For a digital version with exercise reminders and automatic Borg prompts, the COPD Tracker App logs rehab sessions alongside your daily symptom data, so you can see how exercise and symptoms affect each other.

What 30, 60, and 90 Days of Logging Reveals

In the first 30 days after rehab ends, the log mostly protects the habit. Writing down a session is what keeps it from quietly fading. By 60 days, the Borg ratings usually start to show a pattern: either holding steady, improving as you build stamina, or declining if the schedule has slipped. By 90 days, the monthly six minute walk tests give you three data points that tell a real story about whether your post rehab plan is maintaining the gains from the program or not.

The other benefit at 90 days is that the log becomes persuasive to your care team. Specific data, such as walking three times a week for 30 minutes at a Borg of 4 with distance climbing month over month, is what a pulmonologist can act on to adjust medication, refer you for a follow up rehab program, or confirm a real improvement. Vague recollection does none of that.

Schedule tomorrow’s session now. Write it into the first row when it is done.

Talk to your pulmonologist or rehab team before starting or changing an exercise program, especially if your SpO2 drops below 88 percent during activity.

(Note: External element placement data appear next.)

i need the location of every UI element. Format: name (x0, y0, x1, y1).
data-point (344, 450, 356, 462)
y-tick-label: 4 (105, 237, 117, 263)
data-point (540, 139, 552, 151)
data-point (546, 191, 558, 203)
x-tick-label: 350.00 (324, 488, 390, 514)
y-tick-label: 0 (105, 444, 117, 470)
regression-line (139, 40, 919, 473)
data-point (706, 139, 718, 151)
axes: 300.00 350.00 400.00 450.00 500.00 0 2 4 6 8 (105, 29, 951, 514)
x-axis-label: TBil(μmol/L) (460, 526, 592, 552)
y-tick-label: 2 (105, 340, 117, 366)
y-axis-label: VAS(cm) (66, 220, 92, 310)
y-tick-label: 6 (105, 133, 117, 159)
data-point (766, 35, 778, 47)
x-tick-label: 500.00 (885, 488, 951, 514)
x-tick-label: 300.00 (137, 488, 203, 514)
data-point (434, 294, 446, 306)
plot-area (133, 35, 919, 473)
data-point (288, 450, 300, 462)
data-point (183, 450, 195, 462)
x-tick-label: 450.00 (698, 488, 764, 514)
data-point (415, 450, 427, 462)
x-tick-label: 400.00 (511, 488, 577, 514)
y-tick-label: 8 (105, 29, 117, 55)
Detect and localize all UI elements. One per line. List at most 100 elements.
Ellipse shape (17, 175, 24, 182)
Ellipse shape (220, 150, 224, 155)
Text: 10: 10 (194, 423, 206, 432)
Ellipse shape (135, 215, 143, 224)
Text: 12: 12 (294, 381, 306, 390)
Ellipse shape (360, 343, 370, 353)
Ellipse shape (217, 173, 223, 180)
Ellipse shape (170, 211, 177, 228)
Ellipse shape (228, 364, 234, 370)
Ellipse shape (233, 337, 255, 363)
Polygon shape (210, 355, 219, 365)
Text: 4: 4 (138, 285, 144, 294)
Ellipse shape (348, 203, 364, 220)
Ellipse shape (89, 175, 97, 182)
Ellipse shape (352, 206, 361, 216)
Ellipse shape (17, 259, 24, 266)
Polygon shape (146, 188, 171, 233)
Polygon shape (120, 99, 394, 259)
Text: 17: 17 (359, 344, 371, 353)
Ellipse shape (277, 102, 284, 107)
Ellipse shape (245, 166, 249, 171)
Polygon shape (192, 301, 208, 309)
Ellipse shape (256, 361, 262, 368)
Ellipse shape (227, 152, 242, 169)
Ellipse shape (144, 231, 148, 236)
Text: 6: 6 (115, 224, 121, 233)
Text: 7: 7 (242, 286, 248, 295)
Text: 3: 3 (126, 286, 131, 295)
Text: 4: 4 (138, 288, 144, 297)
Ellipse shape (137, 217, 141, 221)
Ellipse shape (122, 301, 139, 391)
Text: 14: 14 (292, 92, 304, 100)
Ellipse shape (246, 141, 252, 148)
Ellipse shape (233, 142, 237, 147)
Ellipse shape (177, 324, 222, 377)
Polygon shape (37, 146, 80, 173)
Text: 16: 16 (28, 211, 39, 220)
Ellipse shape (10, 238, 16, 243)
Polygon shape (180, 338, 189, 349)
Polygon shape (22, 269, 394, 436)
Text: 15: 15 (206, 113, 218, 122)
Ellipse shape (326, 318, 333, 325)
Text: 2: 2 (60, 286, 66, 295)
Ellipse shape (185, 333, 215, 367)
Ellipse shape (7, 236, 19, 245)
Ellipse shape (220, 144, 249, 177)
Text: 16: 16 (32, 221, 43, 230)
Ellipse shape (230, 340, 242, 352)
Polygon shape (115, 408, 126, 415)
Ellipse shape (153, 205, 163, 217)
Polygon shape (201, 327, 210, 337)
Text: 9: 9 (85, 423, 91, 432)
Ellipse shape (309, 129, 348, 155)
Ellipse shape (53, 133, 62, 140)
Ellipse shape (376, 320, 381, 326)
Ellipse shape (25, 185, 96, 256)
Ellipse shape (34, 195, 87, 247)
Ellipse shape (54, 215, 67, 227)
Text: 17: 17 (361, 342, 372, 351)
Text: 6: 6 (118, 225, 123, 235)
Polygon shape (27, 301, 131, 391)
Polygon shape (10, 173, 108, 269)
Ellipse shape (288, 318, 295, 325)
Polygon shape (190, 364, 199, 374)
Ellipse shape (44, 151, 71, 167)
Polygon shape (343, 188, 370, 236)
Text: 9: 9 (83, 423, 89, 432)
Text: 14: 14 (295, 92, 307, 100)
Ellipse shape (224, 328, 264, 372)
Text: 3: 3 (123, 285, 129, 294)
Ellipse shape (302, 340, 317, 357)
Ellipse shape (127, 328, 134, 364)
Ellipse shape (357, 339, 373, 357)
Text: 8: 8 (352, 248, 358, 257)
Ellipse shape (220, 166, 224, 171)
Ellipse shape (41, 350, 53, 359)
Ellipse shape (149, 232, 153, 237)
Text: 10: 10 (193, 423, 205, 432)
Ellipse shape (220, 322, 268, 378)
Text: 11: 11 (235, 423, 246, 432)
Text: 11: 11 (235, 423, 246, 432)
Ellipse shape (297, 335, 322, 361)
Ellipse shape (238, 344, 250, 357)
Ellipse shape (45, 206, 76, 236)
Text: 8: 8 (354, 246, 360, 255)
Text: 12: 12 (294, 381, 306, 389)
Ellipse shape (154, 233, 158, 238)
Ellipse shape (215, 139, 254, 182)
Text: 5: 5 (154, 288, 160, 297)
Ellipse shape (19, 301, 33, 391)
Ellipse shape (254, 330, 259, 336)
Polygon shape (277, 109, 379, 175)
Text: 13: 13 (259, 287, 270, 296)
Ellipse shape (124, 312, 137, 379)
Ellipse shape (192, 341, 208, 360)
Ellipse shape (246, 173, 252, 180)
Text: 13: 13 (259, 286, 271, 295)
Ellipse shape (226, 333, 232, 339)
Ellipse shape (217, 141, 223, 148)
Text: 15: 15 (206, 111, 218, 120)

Frequently Asked Questions

What is the Borg dyspnea scale?

The Borg CR10 scale measures perceived breathlessness from 0 (nothing at all) to 10 (maximal). During pulmonary rehab, aim for a Borg score of 3 to 5 during exercise. Above 7 means you should slow down.


Medical disclaimer: This post is for informational purposes only and does not constitute medical advice. The content here is not a substitute for professional medical care, diagnosis, or treatment. Always consult a qualified healthcare provider with questions about your health or a medical condition. If you are experiencing a medical emergency, call 911 or contact your local emergency services immediately.